An entire nation is being recruited to scour their gardens in the search for a mate for a very special snail.
Ned, as the lovelorn New Zealand invertebrate has become known, needs some help due to the fact that his shell spirals left, while almost all other snails have right spiralling shells.
His is a a one in 40,000 genetic condition among the common corno espersum, or garden snail, which also means Ned’s reproductive organs don’t line up with most others.
New Zealand Geographic has come to the rescue, asking people across the country to rummage through their gardens and local parks in a bid to find a similarly left-coiled snail for Ned to meet.

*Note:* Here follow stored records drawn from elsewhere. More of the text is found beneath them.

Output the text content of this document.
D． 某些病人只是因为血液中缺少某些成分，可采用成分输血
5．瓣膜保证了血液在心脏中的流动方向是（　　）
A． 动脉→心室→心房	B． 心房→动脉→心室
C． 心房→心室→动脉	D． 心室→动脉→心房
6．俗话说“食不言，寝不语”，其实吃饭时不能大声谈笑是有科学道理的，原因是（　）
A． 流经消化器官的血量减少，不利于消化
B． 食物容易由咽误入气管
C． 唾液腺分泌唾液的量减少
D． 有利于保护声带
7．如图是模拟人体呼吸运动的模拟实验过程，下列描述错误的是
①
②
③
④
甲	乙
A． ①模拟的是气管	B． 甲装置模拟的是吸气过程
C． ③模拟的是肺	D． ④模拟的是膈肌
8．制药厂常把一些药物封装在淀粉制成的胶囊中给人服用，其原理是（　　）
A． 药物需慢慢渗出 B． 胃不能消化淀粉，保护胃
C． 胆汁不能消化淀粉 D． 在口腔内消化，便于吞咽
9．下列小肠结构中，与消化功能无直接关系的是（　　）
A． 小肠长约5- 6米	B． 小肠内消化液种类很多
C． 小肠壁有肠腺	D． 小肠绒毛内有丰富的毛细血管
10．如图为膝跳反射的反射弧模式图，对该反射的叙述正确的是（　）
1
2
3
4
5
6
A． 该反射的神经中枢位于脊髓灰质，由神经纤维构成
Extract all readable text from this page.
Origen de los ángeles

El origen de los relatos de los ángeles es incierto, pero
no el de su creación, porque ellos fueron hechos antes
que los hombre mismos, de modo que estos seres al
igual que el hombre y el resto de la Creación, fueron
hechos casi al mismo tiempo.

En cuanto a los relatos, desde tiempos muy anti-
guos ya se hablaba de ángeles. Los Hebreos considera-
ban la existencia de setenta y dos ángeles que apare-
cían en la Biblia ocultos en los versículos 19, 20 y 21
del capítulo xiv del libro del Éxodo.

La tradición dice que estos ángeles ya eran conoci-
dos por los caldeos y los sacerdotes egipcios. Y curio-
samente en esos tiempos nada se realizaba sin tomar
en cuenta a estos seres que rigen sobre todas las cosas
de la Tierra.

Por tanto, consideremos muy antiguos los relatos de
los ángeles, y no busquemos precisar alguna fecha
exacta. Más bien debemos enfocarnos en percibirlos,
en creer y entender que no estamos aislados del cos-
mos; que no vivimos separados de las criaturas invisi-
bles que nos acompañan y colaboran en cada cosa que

“I was quite breathless for a moment,” Giselle Clarkson, an author, illustrator and self-described ‘observologist’ recounted of when she discovered Ned while digging in her Wairarapa garden north of capital Wellington.
“I was just pulling out this plant, and a snail tumbled into the dirt and I was just about to scoop it up and just chuck it off to the side, when I realised what I had,” Clarkson told CNN.
Named after Homer Simpson’s left-handed neighbour Ned Flanders, Ned is currently residing in a fish tank at Clarkson’s home – safe from hungry birds – as he patiently awaits his first date.
New Zealand Geographic advises potential matchmakers that the best places to find snails is in damp, shaded areas in the day, or on a mild night when snails are more likely to roam in the open.
If another leftie is found, the discoverer is encouraged to pop it in a jar with some spinach and to get in touch with New Zealand Geographic.
Then it’s up to Ned and his prospective partner.
“I think the odds are not bad. But … they might be physically compatible once they get together, but it doesn’t mean that sparks will fly. Their personalities will have to match,” Clarkson warned.